Bildiriyle kabul edilen ve hukuksal dizgenin temeline yerleştirilen
“özgürlük”,
çoğunluğu Tory
olan büyük
mülk ve toprak sahipleriyle,
çoğunluğu Whig
olan ticaret
kentsoyluluğun
kullanabileceği özgürlüklerdi. Bu işleyiş, gerek İngiliz
‘demokrasisinin’
Magna
Charta’ya
dek giden siyasi geleneğinde, gerekse başka Avrupa ülkelerinin
‘özgürlük
bildirgelerinde’
yer alan, temel unsur durumundadır.
Varsılların
Parlamentosu
Tory
ya da Whig
temsilcilerin oluşturduğu parlamentoyu halk seçmiyordu. Bu iki
küme, oy verme hakkını kendilerine uygun gördükleri yüksek
gelirlilerle sınırlı tutuyor ve halk üzerinde baskı uygulayarak
sırayla yönetime geliyordu. 1689’dan 1760’a dek Whigler,
1760’dan 1820’ye dek Toryler
yönetimdeydi. Kaynağını İngiltere’den alan ikili parti
dizgesi, temsil ettiği kesimin çıkarlarını her zaman koruyarak,
Amerika başta olmak üzere tüm gelişmiş ülkelerde, yerleşik
siyasi işleyiş olacaktır.
Whig
ve Tory
yönetimleri,
çıkara dayalı o denli kötü ve baskıcı bir yönetim gösterdiler
ki, İngiliz halkını “halkı
düşünen iyi kralları”
özleyen ve siyasi davranış geliştirmeyen, sinmiş kitleler
durumuna getirdi. Geçerli olan siyasi düzen, halk için demokrasi
değil, tam bir azınlık takımerkiydi
(oligarşisiydi).
Parlamentodaki
temsilciler, tümüyle mülk sahiplerinin ve kentli tecimenlerin (tüccarların) seçtiği kimselerdi, o dönemde gelişmekte olan sanayiciler bile
parlamentoda temsil edilmiyordu (bu hakkı 1832’de elde ettiler).

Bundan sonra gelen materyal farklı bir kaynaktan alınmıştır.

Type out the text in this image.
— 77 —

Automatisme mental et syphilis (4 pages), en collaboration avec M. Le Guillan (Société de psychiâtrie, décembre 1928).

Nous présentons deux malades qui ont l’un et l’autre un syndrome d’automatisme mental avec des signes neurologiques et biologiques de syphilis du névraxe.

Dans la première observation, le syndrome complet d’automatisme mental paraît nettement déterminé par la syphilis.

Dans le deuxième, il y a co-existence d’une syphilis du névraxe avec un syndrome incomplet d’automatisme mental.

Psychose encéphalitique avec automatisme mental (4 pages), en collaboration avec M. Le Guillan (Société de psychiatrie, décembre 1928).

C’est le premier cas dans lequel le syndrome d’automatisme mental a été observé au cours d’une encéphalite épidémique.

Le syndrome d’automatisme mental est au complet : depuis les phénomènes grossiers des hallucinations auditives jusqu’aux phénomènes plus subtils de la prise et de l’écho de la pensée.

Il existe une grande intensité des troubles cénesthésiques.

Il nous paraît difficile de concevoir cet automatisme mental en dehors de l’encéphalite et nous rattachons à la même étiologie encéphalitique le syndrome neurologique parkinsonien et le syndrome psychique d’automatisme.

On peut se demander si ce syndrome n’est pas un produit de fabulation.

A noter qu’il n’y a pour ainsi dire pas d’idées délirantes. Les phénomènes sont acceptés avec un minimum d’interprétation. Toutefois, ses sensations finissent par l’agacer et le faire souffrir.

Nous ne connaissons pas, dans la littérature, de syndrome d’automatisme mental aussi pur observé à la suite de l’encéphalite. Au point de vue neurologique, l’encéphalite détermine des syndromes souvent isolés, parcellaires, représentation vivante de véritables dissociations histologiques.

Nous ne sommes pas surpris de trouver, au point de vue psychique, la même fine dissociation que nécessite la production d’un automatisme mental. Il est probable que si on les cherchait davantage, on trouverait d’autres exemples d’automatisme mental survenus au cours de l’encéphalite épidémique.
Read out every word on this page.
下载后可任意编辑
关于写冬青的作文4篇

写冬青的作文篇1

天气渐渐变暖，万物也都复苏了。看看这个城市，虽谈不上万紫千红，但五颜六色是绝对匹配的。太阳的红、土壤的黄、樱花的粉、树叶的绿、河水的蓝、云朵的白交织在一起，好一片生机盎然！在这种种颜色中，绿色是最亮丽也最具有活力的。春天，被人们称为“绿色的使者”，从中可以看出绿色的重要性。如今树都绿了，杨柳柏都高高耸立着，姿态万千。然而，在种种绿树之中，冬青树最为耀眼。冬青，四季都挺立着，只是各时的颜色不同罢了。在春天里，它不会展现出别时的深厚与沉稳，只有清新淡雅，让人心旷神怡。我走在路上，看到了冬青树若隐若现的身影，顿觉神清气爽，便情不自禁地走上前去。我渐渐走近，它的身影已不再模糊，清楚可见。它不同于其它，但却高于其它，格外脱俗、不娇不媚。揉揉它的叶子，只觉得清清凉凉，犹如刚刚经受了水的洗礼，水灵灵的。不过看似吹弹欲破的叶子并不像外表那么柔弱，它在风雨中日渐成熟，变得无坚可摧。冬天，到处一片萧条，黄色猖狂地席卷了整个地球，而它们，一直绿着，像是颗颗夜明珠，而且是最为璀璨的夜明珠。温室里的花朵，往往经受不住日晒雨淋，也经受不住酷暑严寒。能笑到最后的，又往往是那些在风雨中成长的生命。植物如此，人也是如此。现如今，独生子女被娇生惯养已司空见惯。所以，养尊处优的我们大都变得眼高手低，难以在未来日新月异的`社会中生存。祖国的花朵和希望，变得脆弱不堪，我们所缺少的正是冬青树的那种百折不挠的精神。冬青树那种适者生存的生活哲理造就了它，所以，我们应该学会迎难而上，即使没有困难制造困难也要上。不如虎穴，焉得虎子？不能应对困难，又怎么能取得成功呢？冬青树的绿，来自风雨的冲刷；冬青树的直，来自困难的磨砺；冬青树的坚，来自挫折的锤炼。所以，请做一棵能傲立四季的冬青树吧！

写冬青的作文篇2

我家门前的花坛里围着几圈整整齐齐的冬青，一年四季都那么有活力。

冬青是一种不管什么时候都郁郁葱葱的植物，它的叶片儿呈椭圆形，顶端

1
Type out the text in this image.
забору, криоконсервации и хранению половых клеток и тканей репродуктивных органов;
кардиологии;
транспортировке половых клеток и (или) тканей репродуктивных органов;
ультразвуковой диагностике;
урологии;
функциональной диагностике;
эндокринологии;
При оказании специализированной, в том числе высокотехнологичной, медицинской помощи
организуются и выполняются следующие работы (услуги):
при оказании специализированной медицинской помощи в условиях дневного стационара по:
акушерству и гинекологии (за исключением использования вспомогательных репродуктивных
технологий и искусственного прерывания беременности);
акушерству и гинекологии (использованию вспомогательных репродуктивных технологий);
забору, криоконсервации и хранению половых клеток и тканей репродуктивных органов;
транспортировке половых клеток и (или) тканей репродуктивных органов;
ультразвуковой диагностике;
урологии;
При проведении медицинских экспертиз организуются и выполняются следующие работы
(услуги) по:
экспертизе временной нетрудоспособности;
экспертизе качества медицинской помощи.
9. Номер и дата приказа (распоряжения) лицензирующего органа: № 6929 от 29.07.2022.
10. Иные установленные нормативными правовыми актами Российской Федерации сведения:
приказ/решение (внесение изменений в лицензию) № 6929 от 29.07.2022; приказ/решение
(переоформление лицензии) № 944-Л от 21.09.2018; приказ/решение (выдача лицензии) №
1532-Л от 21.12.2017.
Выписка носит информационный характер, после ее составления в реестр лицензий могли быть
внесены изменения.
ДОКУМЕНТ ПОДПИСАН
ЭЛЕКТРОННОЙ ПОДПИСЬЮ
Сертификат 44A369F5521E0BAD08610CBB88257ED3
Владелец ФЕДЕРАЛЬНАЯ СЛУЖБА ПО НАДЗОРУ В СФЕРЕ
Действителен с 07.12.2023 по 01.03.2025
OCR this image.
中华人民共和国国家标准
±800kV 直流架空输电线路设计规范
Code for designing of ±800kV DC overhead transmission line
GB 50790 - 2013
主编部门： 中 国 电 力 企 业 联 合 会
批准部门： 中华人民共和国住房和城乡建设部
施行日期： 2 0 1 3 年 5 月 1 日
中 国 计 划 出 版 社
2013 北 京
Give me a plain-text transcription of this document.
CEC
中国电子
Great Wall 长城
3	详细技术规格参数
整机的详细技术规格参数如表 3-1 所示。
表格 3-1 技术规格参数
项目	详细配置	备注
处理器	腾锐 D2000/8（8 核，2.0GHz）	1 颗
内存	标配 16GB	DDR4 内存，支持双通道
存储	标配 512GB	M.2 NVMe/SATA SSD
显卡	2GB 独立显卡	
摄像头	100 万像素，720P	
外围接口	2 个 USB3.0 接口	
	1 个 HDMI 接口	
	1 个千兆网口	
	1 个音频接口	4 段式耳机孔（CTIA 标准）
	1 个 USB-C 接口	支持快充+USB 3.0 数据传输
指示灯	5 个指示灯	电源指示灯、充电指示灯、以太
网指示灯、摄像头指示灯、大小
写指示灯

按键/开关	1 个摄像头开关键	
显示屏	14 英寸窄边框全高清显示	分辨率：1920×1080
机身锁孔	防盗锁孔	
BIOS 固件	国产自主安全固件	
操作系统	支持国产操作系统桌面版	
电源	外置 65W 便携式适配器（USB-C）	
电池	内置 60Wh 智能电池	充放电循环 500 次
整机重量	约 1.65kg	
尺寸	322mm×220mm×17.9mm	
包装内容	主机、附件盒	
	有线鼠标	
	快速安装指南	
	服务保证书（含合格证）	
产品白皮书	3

Halk yoksullaşmış, köylüler neredeyse serf durumuna
düşmüştü. Katolikler, İrlandalılar sert bir baskı altında
yaşıyordu, en küçük bir hırsızlığın bile halka yönelik
cezası idamdı.
İçinde
Halkın Olmadığı “Halk Kamarası”
Durumun
doğal sonucu, adını halktan alsa da Avam
Kamarası’nda
tek bir halk temsilcisi bulunmuyordu. Halkın oy verme hakkı yoktu.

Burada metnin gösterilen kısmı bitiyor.